İşte Daily Telegraph muhabirinin makalesinden Ebu Mahmut’un anlattıkları;

– Bu işten sadece bu ay 100 bin dolar para kazandım. Ancak yaşamım kolay değil. İşe ilk önce Mersin’de başladım. Orada aldığım tekneye İtalyan sahil güvenlik ekipleri el koydu. Her mülteciden 5 bin dolar para almıştım. Bu sayede zarar etmedim ama Interpol tarafından arandığımı duyunca oradaki işi bırakarak İstanbul’a geldim.

–  İki yılda İtalya ve Yunanistan’a 10 bin insan gönderdim. Gönderdiğim botların hiçbiri batmadı.

– İlk başlarda kimseden komisyon almıyordum. Ancak paraya ihtiyacım vardı. Bu yüzden komisyonla bu işi yapmaya karar verdim. Doktor olduğum için de insanlar bana güveniyordu.

– Avrupa Birliği tüm kapıları kapatsa bile bu insanlar tünel kazarak da olsa oraya geleceklerdir. O zaman neden mültecileri BM kanalıyla kabul etmiyorlar?

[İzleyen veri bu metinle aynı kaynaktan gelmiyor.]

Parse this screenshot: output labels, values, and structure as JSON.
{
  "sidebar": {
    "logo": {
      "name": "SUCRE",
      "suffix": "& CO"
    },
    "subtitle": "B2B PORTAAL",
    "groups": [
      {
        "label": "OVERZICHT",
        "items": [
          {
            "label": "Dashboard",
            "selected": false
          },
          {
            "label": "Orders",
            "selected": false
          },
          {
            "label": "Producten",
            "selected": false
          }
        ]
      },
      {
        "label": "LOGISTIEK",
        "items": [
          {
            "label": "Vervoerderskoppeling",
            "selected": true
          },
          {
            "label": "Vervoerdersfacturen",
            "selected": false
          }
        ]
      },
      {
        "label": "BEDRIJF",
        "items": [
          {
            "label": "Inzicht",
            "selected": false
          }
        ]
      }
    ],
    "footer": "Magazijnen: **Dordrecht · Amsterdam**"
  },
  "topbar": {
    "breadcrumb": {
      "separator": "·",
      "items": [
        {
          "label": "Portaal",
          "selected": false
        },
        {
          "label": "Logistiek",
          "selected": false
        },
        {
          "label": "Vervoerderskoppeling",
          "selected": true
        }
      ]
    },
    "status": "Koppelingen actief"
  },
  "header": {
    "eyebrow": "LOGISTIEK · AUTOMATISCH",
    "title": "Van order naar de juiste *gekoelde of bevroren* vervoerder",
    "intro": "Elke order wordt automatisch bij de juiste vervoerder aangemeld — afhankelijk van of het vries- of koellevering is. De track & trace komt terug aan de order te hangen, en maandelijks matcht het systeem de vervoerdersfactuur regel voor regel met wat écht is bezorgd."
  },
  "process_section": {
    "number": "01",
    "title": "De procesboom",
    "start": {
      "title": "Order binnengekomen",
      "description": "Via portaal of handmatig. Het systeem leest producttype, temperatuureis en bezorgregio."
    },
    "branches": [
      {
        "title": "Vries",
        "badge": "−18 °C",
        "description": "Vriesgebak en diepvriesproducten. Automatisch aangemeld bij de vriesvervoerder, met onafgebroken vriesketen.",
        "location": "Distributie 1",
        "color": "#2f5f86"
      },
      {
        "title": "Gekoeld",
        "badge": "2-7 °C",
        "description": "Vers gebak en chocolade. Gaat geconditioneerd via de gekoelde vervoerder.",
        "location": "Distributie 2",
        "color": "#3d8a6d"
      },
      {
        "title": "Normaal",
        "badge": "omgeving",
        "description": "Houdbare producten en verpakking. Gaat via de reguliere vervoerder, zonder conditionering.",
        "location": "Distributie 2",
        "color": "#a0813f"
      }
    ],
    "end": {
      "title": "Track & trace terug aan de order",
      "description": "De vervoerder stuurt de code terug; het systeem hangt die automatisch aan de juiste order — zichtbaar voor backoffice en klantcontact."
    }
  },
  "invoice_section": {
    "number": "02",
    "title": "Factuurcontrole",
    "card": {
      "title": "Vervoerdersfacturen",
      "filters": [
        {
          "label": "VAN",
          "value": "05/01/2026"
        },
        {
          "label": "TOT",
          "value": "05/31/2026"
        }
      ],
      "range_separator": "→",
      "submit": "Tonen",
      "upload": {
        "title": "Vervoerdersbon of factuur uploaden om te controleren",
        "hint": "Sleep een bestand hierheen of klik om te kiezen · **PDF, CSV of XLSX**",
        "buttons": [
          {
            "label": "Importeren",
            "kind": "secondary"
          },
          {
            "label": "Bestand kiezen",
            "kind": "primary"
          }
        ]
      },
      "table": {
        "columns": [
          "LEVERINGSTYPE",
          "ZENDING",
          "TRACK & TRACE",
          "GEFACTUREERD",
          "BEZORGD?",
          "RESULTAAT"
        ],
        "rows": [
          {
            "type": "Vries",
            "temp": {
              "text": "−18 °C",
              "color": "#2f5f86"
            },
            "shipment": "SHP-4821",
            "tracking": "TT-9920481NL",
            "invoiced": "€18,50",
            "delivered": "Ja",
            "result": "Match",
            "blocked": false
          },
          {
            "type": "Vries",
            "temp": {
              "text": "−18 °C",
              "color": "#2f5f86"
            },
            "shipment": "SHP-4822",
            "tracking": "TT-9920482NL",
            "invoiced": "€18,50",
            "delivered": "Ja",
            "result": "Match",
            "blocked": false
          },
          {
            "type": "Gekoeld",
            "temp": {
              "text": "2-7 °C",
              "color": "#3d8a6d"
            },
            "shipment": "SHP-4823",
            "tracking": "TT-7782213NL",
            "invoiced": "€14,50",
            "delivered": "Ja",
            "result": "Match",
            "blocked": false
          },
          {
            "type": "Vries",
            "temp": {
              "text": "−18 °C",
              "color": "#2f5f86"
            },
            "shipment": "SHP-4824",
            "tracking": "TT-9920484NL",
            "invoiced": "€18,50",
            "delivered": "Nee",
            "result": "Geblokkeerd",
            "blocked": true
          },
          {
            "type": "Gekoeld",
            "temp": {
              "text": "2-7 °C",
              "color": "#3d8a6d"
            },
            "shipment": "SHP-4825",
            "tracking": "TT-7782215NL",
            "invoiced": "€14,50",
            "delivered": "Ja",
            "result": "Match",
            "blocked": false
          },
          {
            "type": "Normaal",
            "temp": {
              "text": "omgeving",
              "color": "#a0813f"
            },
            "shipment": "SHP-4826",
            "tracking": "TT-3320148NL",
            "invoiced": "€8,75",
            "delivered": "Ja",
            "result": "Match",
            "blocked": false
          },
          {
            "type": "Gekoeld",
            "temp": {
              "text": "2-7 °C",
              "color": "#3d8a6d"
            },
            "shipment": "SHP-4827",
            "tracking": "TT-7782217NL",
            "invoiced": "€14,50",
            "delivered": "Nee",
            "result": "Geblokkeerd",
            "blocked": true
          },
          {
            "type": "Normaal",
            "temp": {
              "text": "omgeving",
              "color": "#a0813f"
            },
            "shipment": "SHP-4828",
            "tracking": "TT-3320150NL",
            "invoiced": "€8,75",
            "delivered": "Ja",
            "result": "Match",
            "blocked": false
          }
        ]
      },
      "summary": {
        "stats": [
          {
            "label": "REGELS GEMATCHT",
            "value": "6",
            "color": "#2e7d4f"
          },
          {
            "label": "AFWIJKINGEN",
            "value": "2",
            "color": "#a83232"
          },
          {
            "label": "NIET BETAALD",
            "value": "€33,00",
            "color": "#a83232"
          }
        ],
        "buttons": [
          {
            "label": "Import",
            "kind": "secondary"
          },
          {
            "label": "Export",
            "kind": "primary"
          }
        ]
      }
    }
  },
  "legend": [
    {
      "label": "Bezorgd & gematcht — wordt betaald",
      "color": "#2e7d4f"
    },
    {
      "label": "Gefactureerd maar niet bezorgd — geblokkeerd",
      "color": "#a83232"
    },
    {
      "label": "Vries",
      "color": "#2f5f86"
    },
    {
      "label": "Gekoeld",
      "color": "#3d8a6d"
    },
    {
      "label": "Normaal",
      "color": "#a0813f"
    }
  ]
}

– Halep’te iki taraf da beni düşman gibi görüyordu. Muhaliflerin yaralılarını tedavi ettiğim için Esad’ın askerleri beni yakalamak istiyordu. Benim Esad yanlısı olduğumu düşünen muhalifler de peşime düşmüştü.

– Ben de iki kuzenimi alarak botla Türkiye’ye gelmeye karar verdim. Türkiye yolculuğunda teknemiz battı. Kadın ve çocuklar gözümün önünde denizde kayboldu. Ben kuzenimle 11 saat yüzerek karaya ulaştım.

– 11 yaşındaki oğlumu da bir arkadaşımla Hollanda’ya gönderdim. Bir mülteci Almanya’ya ulaşmak için 2 bin euro, İsveç ve Norveç gibi kuzey ülkelerine gitmek için 4 bin euro vermek zorunda. Yunanistan’a geçmek ise bin 100 dolar.

– İstanbul’da müşteri bulan, onlara malzeme tedarik eden, kıyıya kadar mültecileri götüren 15 elemanım var. Bazı rüşvet verdiğimiz çeteler de var.

Makaleyi kaleme alan Richard Spencer ise izlenimlerini şöyle anlatıyor:

Mülakatımız saatlerce sürdü. Çünkü onun üç cep telefonu sürekli çalıyor. Buluştuğumuz kafede yaptığı işi gizlemiyor. Garsonlar onun umut taciri olduğundan haberdar. Arayanlardan bazıları ‘müşteriler’, bazıları ise aracılar.

Telefonda aracı bir kişi kendi yolladıkları otobüsteki mültecilerin polise yakalandığını anlatıyor. Ebu Mahmut ise kendinden emin bir şekilde ‘İstanbul’da bir gece bile kalmayacaklar. Onları tekrar göndereceğim’ diye güvence veriyor. Arayan bir başka kişi Ebu Mahmut’tan kendisini Yunanistan’a götürmesini istiyor.

Ebu Mahmut ise daha önce Avrupa’ya yolladığı telefondaki kişinin ağabeyinden bahsederek “Abin bana bin 100 dolar ödeme yapmadığı sürece olmaz” diyor. Ebu Mahmut aslında kendi ismi değil. Interpol aradığı için 4 aydır bu takma ismi kullanıyormuş.